Envibol es una empresa que registra varias peculiaridades, la que salta inmediatamente es el desplome entre sus ingresos operativos y sus utilidades operativas promedio anual entre 2015 y 2024. Estos van de USD 3.094.759,84 a USD 205.026,62 es decir solamente los gastos relacionados al proceso de producción absorben el 93,38% de los flujos de ingreso, esto no debería ser una novedad habida cuenta que expertos advertían del costo excesivo que representaba operar la fábrica con GLP (Gas Licuado de Petróleo) para ser más exactos USD 3,6 MM en los primeros años de implementación.

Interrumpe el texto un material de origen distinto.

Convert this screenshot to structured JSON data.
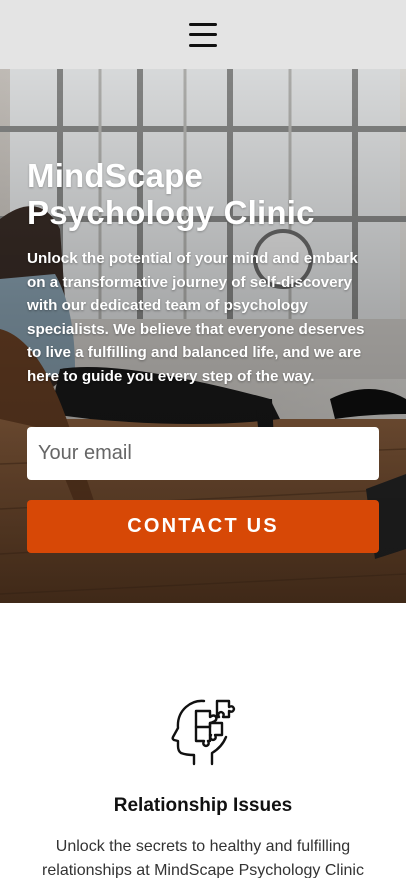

Pero el análisis no termina ahí, para llevar adelante este proyecto se recurrió a un préstamo de USD 39.177.759,19 provenientes de FINPRO (Fondo de Revolución Integral Productiva) administrado por el Banco de Desarrollo Productivo (BDP) ambas entidades públicas. Tomando en cuenta una Utilidad Neta Promedio Anual de USD 255.350,65 tomaría al Estado Plurinacional recuperar el crédito alrededor de 153 años, sin tomar en cuenta los intereses. ¿Por qué debería importar este parámetro sobre la recuperación del capital?

Porque sencillamente esos recursos invertidos en ENVIBOL se traducen en otros proyectos no atendidos por ese tiempo, es decir el costo de oportunidad que se asume con el objetivo de lograr un beneficio mayor. En ese caso, cumplir con el pueblo chuquisaqueño y su compensación por la pérdida de un escaño parlamentario allá por el año 2013

Ahora, planteo la siguiente pregunta ¿Qué empresario privado quisiera hacerse de una empresa emplazada en el interior de Chuquisaca sin posibilidades de obtener fuentes alternativas de energía al GLP que en un escenario donde la producción nacional de gas natural se desploma obligaría a considerar la importación de este recurso en los próximos 3 años?

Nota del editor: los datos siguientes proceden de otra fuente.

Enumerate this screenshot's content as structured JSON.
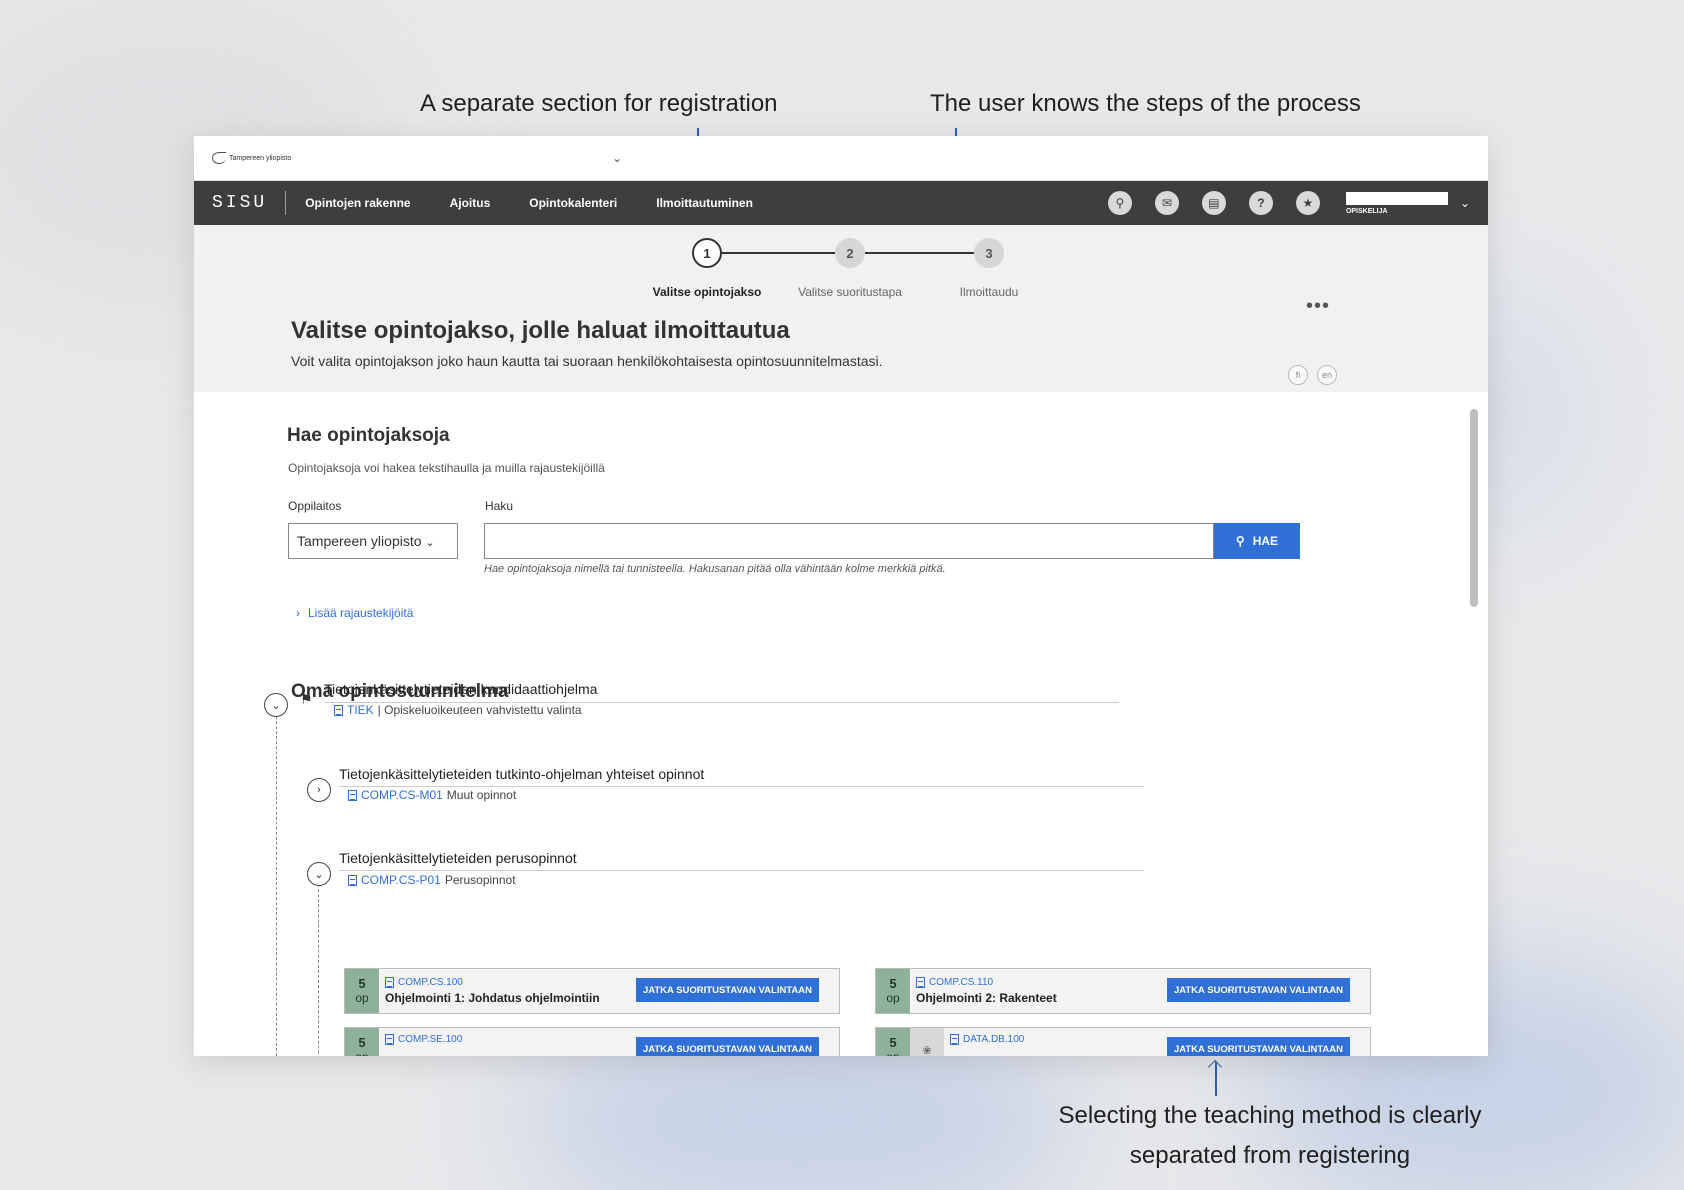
{
  "annotations": {
    "registration": "A separate section for registration",
    "steps": "The user knows the steps of the process",
    "teaching_method_line1": "Selecting the teaching method is clearly",
    "teaching_method_line2": "separated from registering"
  },
  "topbar": {
    "university": "Tampereen yliopisto"
  },
  "navbar": {
    "brand": "SISU",
    "items": [
      "Opintojen rakenne",
      "Ajoitus",
      "Opintokalenteri",
      "Ilmoittautuminen"
    ],
    "user_role": "OPISKELIJA"
  },
  "stepper": {
    "steps": [
      {
        "number": "1",
        "label": "Valitse opintojakso"
      },
      {
        "number": "2",
        "label": "Valitse suoritustapa"
      },
      {
        "number": "3",
        "label": "Ilmoittaudu"
      }
    ],
    "active_step": 1
  },
  "header": {
    "title": "Valitse opintojakso, jolle haluat ilmoittautua",
    "subtitle": "Voit valita opintojakson joko haun kautta tai suoraan henkilökohtaisesta opintosuunnitelmastasi.",
    "languages": [
      "fi",
      "en"
    ]
  },
  "search": {
    "title": "Hae opintojaksoja",
    "subtitle": "Opintojaksoja voi hakea tekstihaulla ja muilla rajaustekijöillä",
    "institution_label": "Oppilaitos",
    "institution_value": "Tampereen yliopisto",
    "query_label": "Haku",
    "query_value": "",
    "button": "HAE",
    "hint": "Hae opintojaksoja nimellä tai tunnisteella. Hakusanan pitää olla vähintään kolme merkkiä pitkä.",
    "more_filters": "Lisää rajaustekijöitä"
  },
  "plan": {
    "title": "Oma opintosuunnitelma",
    "nodes": [
      {
        "title": "Tietojenkäsittelytieteiden kandidaattiohjelma",
        "code": "TIEK",
        "desc": "| Opiskeluoikeuteen vahvistettu valinta",
        "expanded": true
      },
      {
        "title": "Tietojenkäsittelytieteiden tutkinto-ohjelman yhteiset opinnot",
        "code": "COMP.CS-M01",
        "desc": "Muut opinnot",
        "expanded": false
      },
      {
        "title": "Tietojenkäsittelytieteiden perusopinnot",
        "code": "COMP.CS-P01",
        "desc": "Perusopinnot",
        "expanded": true
      }
    ],
    "courses": [
      {
        "credits": "5",
        "unit": "op",
        "code": "COMP.CS.100",
        "name": "Ohjelmointi 1: Johdatus ohjelmointiin",
        "button": "JATKA SUORITUSTAVAN VALINTAAN"
      },
      {
        "credits": "5",
        "unit": "op",
        "code": "COMP.CS.110",
        "name": "Ohjelmointi 2: Rakenteet",
        "button": "JATKA SUORITUSTAVAN VALINTAAN"
      },
      {
        "credits": "5",
        "unit": "op",
        "code": "COMP.SE.100",
        "name": "",
        "button": "JATKA SUORITUSTAVAN VALINTAAN"
      },
      {
        "credits": "5",
        "unit": "op",
        "code": "DATA.DB.100",
        "name": "",
        "button": "JATKA SUORITUSTAVAN VALINTAAN"
      }
    ]
  },
  "colors": {
    "navbar": "#3e3e3e",
    "primary": "#2f6fd6",
    "credits": "#8fb19a",
    "annotation_arrow": "#2f5fae"
  }
}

Exacto, me anticipo a su respuesta. Ah y si algún escéptico aún considera que esta información es tendenciosa y aún insuficiente para su exquisito intelecto, le recomiendo ver la tendencia de crecimiento anual de las utilidades operativas de ENVIBOL, no solo es negativa es escandalosamente alta, -327,24%.

Ese dinero hubiera estado mejor invertido en un DPF (Depósito a Plazo Fijo) a una tasa modesta del 5% anual. Solo haciendo eso, se puede eclipsar 12 años de esfuerzos por cambiar desde la retórica lo loca idea de que las fábricas se pueden hacer siempre cuando exista voluntad. ¿Y si los números no cuadran? No importa acaso es nuestro dinero.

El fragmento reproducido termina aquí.